Canada's main stock index joined U.S. markets in the red Monday as a Federal Reserve meeting looms and a share price hit at Facebook over improper data use weighed on the tech sector.
The S&P/TSX composite index closed down 121.94 points to 15,589.39, led by declines in energy and base metals as both oil and copper prices slipped.
Aeroplan parent company Aimia Inc. was a bright spot on the TSX, up 25 per cent to $2 after announcing a partnership with online giant Amazon that will offer members rewards for shopping with the world's largest retailer.
The Canadian dollar made slight gains, closing up 0.05 of a US cent at 76.46 cents US, but could be tested later this week when the U.S. Federal Reserve gives more details on its rate hike plans, said Michael Currie, vice-president of TD Wealth Private Investment Advice.

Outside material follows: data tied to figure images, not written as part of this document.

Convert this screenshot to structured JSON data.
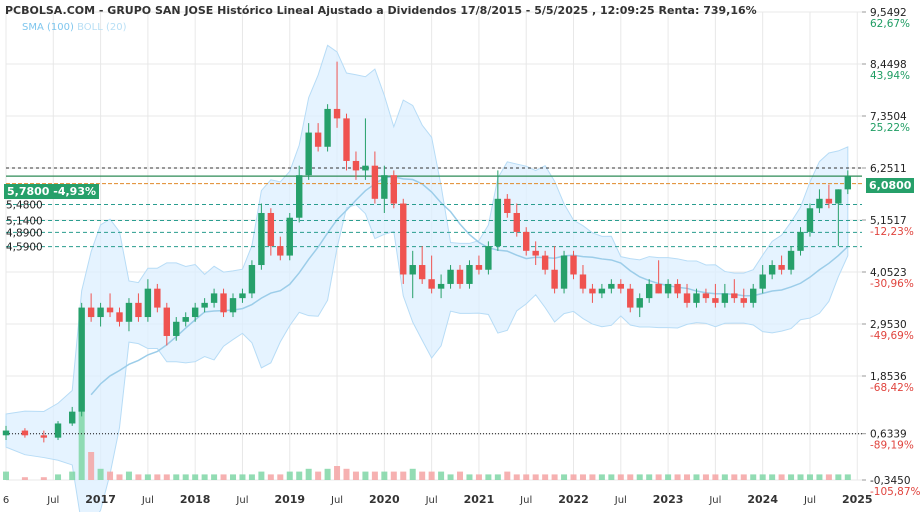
{
  "title": "PCBOLSA.COM - GRUPO SAN JOSE Histórico Lineal Ajustado a Dividendos 17/8/2015 - 5/5/2025 , 12:09:25 Renta: 739,16%",
  "legend": {
    "sma": "SMA (100)",
    "boll": "BOLL (20)"
  },
  "last_price_tag": "6,0800",
  "left_tag": "5,7800 -4,93%",
  "colors": {
    "up": "#26a06a",
    "down": "#ef5350",
    "bands": "#dcefff",
    "sma": "#9ccde9",
    "grid": "#e8e8e8"
  },
  "chart_data": {
    "type": "candlestick",
    "x_axis_labels": [
      "6",
      "Jul",
      "2017",
      "Jul",
      "2018",
      "Jul",
      "2019",
      "Jul",
      "2020",
      "Jul",
      "2021",
      "Jul",
      "2022",
      "Jul",
      "2023",
      "Jul",
      "2024",
      "Jul",
      "2025"
    ],
    "y_axis": [
      {
        "price": "9,5492",
        "pct": "62,67%"
      },
      {
        "price": "8,4498",
        "pct": "43,94%"
      },
      {
        "price": "7,3504",
        "pct": "25,22%"
      },
      {
        "price": "6,2511",
        "pct": ""
      },
      {
        "price": "5,1517",
        "pct": "-12,23%"
      },
      {
        "price": "4,0523",
        "pct": "-30,96%"
      },
      {
        "price": "2,9530",
        "pct": "-49,69%"
      },
      {
        "price": "1,8536",
        "pct": "-68,42%"
      },
      {
        "price": "0,6339",
        "pct": "-89,19%"
      },
      {
        "price": "-0,3450",
        "pct": "-105,87%"
      }
    ],
    "ylim": [
      -0.345,
      9.5492
    ],
    "level_labels": [
      "5,4800",
      "5,1400",
      "4,8900",
      "4,5900"
    ],
    "level_values": [
      5.48,
      5.14,
      4.89,
      4.59
    ],
    "horizontal_lines": [
      6.2511,
      6.08,
      5.92,
      0.6339
    ],
    "candles": [
      {
        "t": 0.0,
        "o": 0.6,
        "h": 0.8,
        "l": 0.5,
        "c": 0.7
      },
      {
        "t": 0.2,
        "o": 0.7,
        "h": 0.75,
        "l": 0.55,
        "c": 0.6
      },
      {
        "t": 0.4,
        "o": 0.6,
        "h": 0.7,
        "l": 0.45,
        "c": 0.55
      },
      {
        "t": 0.55,
        "o": 0.55,
        "h": 0.9,
        "l": 0.5,
        "c": 0.85
      },
      {
        "t": 0.7,
        "o": 0.85,
        "h": 1.2,
        "l": 0.8,
        "c": 1.1
      },
      {
        "t": 0.8,
        "o": 1.1,
        "h": 3.4,
        "l": 1.0,
        "c": 3.3
      },
      {
        "t": 0.9,
        "o": 3.3,
        "h": 3.6,
        "l": 3.0,
        "c": 3.1
      },
      {
        "t": 1.0,
        "o": 3.1,
        "h": 3.4,
        "l": 2.9,
        "c": 3.3
      },
      {
        "t": 1.1,
        "o": 3.3,
        "h": 3.6,
        "l": 3.1,
        "c": 3.2
      },
      {
        "t": 1.2,
        "o": 3.2,
        "h": 3.3,
        "l": 2.9,
        "c": 3.0
      },
      {
        "t": 1.3,
        "o": 3.0,
        "h": 3.5,
        "l": 2.8,
        "c": 3.4
      },
      {
        "t": 1.4,
        "o": 3.4,
        "h": 3.6,
        "l": 3.0,
        "c": 3.1
      },
      {
        "t": 1.5,
        "o": 3.1,
        "h": 3.9,
        "l": 3.0,
        "c": 3.7
      },
      {
        "t": 1.6,
        "o": 3.7,
        "h": 3.8,
        "l": 3.2,
        "c": 3.3
      },
      {
        "t": 1.7,
        "o": 3.3,
        "h": 3.4,
        "l": 2.5,
        "c": 2.7
      },
      {
        "t": 1.8,
        "o": 2.7,
        "h": 3.1,
        "l": 2.6,
        "c": 3.0
      },
      {
        "t": 1.9,
        "o": 3.0,
        "h": 3.2,
        "l": 2.9,
        "c": 3.1
      },
      {
        "t": 2.0,
        "o": 3.1,
        "h": 3.4,
        "l": 3.0,
        "c": 3.3
      },
      {
        "t": 2.1,
        "o": 3.3,
        "h": 3.5,
        "l": 3.2,
        "c": 3.4
      },
      {
        "t": 2.2,
        "o": 3.4,
        "h": 3.7,
        "l": 3.3,
        "c": 3.6
      },
      {
        "t": 2.3,
        "o": 3.6,
        "h": 3.7,
        "l": 3.1,
        "c": 3.2
      },
      {
        "t": 2.4,
        "o": 3.2,
        "h": 3.6,
        "l": 3.1,
        "c": 3.5
      },
      {
        "t": 2.5,
        "o": 3.5,
        "h": 3.7,
        "l": 3.4,
        "c": 3.6
      },
      {
        "t": 2.6,
        "o": 3.6,
        "h": 4.3,
        "l": 3.5,
        "c": 4.2
      },
      {
        "t": 2.7,
        "o": 4.2,
        "h": 5.5,
        "l": 4.1,
        "c": 5.3
      },
      {
        "t": 2.8,
        "o": 5.3,
        "h": 5.4,
        "l": 4.4,
        "c": 4.6
      },
      {
        "t": 2.9,
        "o": 4.6,
        "h": 4.8,
        "l": 4.3,
        "c": 4.4
      },
      {
        "t": 3.0,
        "o": 4.4,
        "h": 5.3,
        "l": 4.3,
        "c": 5.2
      },
      {
        "t": 3.1,
        "o": 5.2,
        "h": 6.3,
        "l": 5.1,
        "c": 6.1
      },
      {
        "t": 3.2,
        "o": 6.1,
        "h": 7.2,
        "l": 6.0,
        "c": 7.0
      },
      {
        "t": 3.3,
        "o": 7.0,
        "h": 7.2,
        "l": 6.6,
        "c": 6.7
      },
      {
        "t": 3.4,
        "o": 6.7,
        "h": 7.6,
        "l": 6.6,
        "c": 7.5
      },
      {
        "t": 3.5,
        "o": 7.5,
        "h": 8.5,
        "l": 7.1,
        "c": 7.3
      },
      {
        "t": 3.6,
        "o": 7.3,
        "h": 7.4,
        "l": 6.2,
        "c": 6.4
      },
      {
        "t": 3.7,
        "o": 6.4,
        "h": 6.6,
        "l": 6.0,
        "c": 6.2
      },
      {
        "t": 3.8,
        "o": 6.2,
        "h": 7.3,
        "l": 6.0,
        "c": 6.3
      },
      {
        "t": 3.9,
        "o": 6.3,
        "h": 6.6,
        "l": 5.5,
        "c": 5.6
      },
      {
        "t": 4.0,
        "o": 5.6,
        "h": 6.3,
        "l": 5.3,
        "c": 6.1
      },
      {
        "t": 4.1,
        "o": 6.1,
        "h": 6.2,
        "l": 5.4,
        "c": 5.5
      },
      {
        "t": 4.2,
        "o": 5.5,
        "h": 5.6,
        "l": 3.8,
        "c": 4.0
      },
      {
        "t": 4.3,
        "o": 4.0,
        "h": 4.5,
        "l": 3.5,
        "c": 4.2
      },
      {
        "t": 4.4,
        "o": 4.2,
        "h": 4.6,
        "l": 3.8,
        "c": 3.9
      },
      {
        "t": 4.5,
        "o": 3.9,
        "h": 4.4,
        "l": 3.6,
        "c": 3.7
      },
      {
        "t": 4.6,
        "o": 3.7,
        "h": 4.0,
        "l": 3.5,
        "c": 3.8
      },
      {
        "t": 4.7,
        "o": 3.8,
        "h": 4.2,
        "l": 3.7,
        "c": 4.1
      },
      {
        "t": 4.8,
        "o": 4.1,
        "h": 4.2,
        "l": 3.7,
        "c": 3.8
      },
      {
        "t": 4.9,
        "o": 3.8,
        "h": 4.3,
        "l": 3.7,
        "c": 4.2
      },
      {
        "t": 5.0,
        "o": 4.2,
        "h": 4.4,
        "l": 4.0,
        "c": 4.1
      },
      {
        "t": 5.1,
        "o": 4.1,
        "h": 4.7,
        "l": 4.0,
        "c": 4.6
      },
      {
        "t": 5.2,
        "o": 4.6,
        "h": 6.2,
        "l": 4.5,
        "c": 5.6
      },
      {
        "t": 5.3,
        "o": 5.6,
        "h": 5.7,
        "l": 5.2,
        "c": 5.3
      },
      {
        "t": 5.4,
        "o": 5.3,
        "h": 5.5,
        "l": 4.8,
        "c": 4.9
      },
      {
        "t": 5.5,
        "o": 4.9,
        "h": 5.0,
        "l": 4.4,
        "c": 4.5
      },
      {
        "t": 5.6,
        "o": 4.5,
        "h": 4.7,
        "l": 4.2,
        "c": 4.4
      },
      {
        "t": 5.7,
        "o": 4.4,
        "h": 4.5,
        "l": 4.0,
        "c": 4.1
      },
      {
        "t": 5.8,
        "o": 4.1,
        "h": 4.6,
        "l": 3.6,
        "c": 3.7
      },
      {
        "t": 5.9,
        "o": 3.7,
        "h": 4.5,
        "l": 3.6,
        "c": 4.4
      },
      {
        "t": 6.0,
        "o": 4.4,
        "h": 4.5,
        "l": 3.9,
        "c": 4.0
      },
      {
        "t": 6.1,
        "o": 4.0,
        "h": 4.2,
        "l": 3.6,
        "c": 3.7
      },
      {
        "t": 6.2,
        "o": 3.7,
        "h": 3.8,
        "l": 3.4,
        "c": 3.6
      },
      {
        "t": 6.3,
        "o": 3.6,
        "h": 3.8,
        "l": 3.5,
        "c": 3.7
      },
      {
        "t": 6.4,
        "o": 3.7,
        "h": 3.9,
        "l": 3.6,
        "c": 3.8
      },
      {
        "t": 6.5,
        "o": 3.8,
        "h": 3.9,
        "l": 3.6,
        "c": 3.7
      },
      {
        "t": 6.6,
        "o": 3.7,
        "h": 3.8,
        "l": 3.2,
        "c": 3.3
      },
      {
        "t": 6.7,
        "o": 3.3,
        "h": 3.6,
        "l": 3.1,
        "c": 3.5
      },
      {
        "t": 6.8,
        "o": 3.5,
        "h": 3.9,
        "l": 3.4,
        "c": 3.8
      },
      {
        "t": 6.9,
        "o": 3.8,
        "h": 4.3,
        "l": 3.6,
        "c": 3.6
      },
      {
        "t": 7.0,
        "o": 3.6,
        "h": 3.9,
        "l": 3.5,
        "c": 3.8
      },
      {
        "t": 7.1,
        "o": 3.8,
        "h": 3.9,
        "l": 3.5,
        "c": 3.6
      },
      {
        "t": 7.2,
        "o": 3.6,
        "h": 3.8,
        "l": 3.3,
        "c": 3.4
      },
      {
        "t": 7.3,
        "o": 3.4,
        "h": 3.7,
        "l": 3.3,
        "c": 3.6
      },
      {
        "t": 7.4,
        "o": 3.6,
        "h": 3.7,
        "l": 3.4,
        "c": 3.5
      },
      {
        "t": 7.5,
        "o": 3.5,
        "h": 3.8,
        "l": 3.3,
        "c": 3.4
      },
      {
        "t": 7.6,
        "o": 3.4,
        "h": 3.8,
        "l": 3.3,
        "c": 3.6
      },
      {
        "t": 7.7,
        "o": 3.6,
        "h": 3.9,
        "l": 3.4,
        "c": 3.5
      },
      {
        "t": 7.8,
        "o": 3.5,
        "h": 3.7,
        "l": 3.3,
        "c": 3.4
      },
      {
        "t": 7.9,
        "o": 3.4,
        "h": 3.8,
        "l": 3.3,
        "c": 3.7
      },
      {
        "t": 8.0,
        "o": 3.7,
        "h": 4.2,
        "l": 3.6,
        "c": 4.0
      },
      {
        "t": 8.1,
        "o": 4.0,
        "h": 4.3,
        "l": 3.9,
        "c": 4.2
      },
      {
        "t": 8.2,
        "o": 4.2,
        "h": 4.4,
        "l": 4.0,
        "c": 4.1
      },
      {
        "t": 8.3,
        "o": 4.1,
        "h": 4.6,
        "l": 4.0,
        "c": 4.5
      },
      {
        "t": 8.4,
        "o": 4.5,
        "h": 5.0,
        "l": 4.4,
        "c": 4.9
      },
      {
        "t": 8.5,
        "o": 4.9,
        "h": 5.5,
        "l": 4.8,
        "c": 5.4
      },
      {
        "t": 8.6,
        "o": 5.4,
        "h": 5.8,
        "l": 5.3,
        "c": 5.6
      },
      {
        "t": 8.7,
        "o": 5.6,
        "h": 5.9,
        "l": 5.4,
        "c": 5.5
      },
      {
        "t": 8.8,
        "o": 5.5,
        "h": 5.8,
        "l": 4.6,
        "c": 5.8
      },
      {
        "t": 8.9,
        "o": 5.8,
        "h": 6.2,
        "l": 5.7,
        "c": 6.08
      }
    ],
    "volume": [
      0.3,
      0.1,
      0.1,
      0.2,
      0.3,
      2.5,
      1.0,
      0.4,
      0.3,
      0.2,
      0.3,
      0.2,
      0.2,
      0.2,
      0.2,
      0.2,
      0.2,
      0.2,
      0.2,
      0.2,
      0.2,
      0.2,
      0.2,
      0.2,
      0.3,
      0.2,
      0.2,
      0.3,
      0.3,
      0.4,
      0.3,
      0.4,
      0.5,
      0.4,
      0.3,
      0.3,
      0.3,
      0.3,
      0.3,
      0.3,
      0.4,
      0.3,
      0.3,
      0.3,
      0.2,
      0.3,
      0.2,
      0.2,
      0.2,
      0.2,
      0.3,
      0.2,
      0.2,
      0.2,
      0.2,
      0.2,
      0.2,
      0.2,
      0.2,
      0.2,
      0.2,
      0.2,
      0.2,
      0.2,
      0.2,
      0.2,
      0.2,
      0.2,
      0.2,
      0.2,
      0.2,
      0.2,
      0.2,
      0.2,
      0.2,
      0.2,
      0.2,
      0.2,
      0.2,
      0.2,
      0.2,
      0.2,
      0.2,
      0.2,
      0.2,
      0.2,
      0.2,
      0.2,
      0.2,
      0.2
    ]
  }
}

"With the Fed meeting Wednesday that's definitely going to be putting some pressure on Canada."
The amount of pressure depends on how many rate hikes the Fed indicates, especially since the Bank of Canada isn't giving any signs of a rate hike coming any time soon, said Currie.
The potential hit to the Canadian dollar comes after steep declines in recent weeks, but it's more of a return to the expected range, he said.
"It's still trading in the range. I think everyone was surprised a month or so ago when it was trading at 81 and a half, didn't seem to be a lot of fundamental support on that one. So even though it's been pulling back, it's pulling back from a high point. Most people see it in the seventies."
In U.S. markets, the Nasdaq composite index was down 137.75 points to 7,344.24. The Dow Jones industrial average was down 335.60 points to 24,610.91 and the S&P 500 index was down 39.09 points to 2,712.92.
Facebook was a drag on the Nasdaq, down 6.77 per cent after facing criticism from reports that a data mining firm working for the Trump campaign improperly obtained and then kept data on tens of millions of users.
"You've got people in Canada, U.K., the States, EU all talking about the allegations they want to have hearings go on, so they're obviously taking this pretty seriously around the world," said Currie.
The decline in the Nasdaq comes after the market hit a recent high, with it still looking quite healthy, he said.
"We have to take it in the context that even though the Nasdaq is down pretty heavy, it's still up five per cent year to date, and just last week it was at a record high. So probably more of a breather here on the tech stocks than a correction."
On the commodity front, the May crude contract closed down 28 cents to US$62.13 per barrel and the April natural gas contract was down four cents to US$2.65 per mmBTU.
The April gold contract closed up $5.50 to US$1,317.80 an ounce and the May copper contract was down three cents to US$3.08 a pound.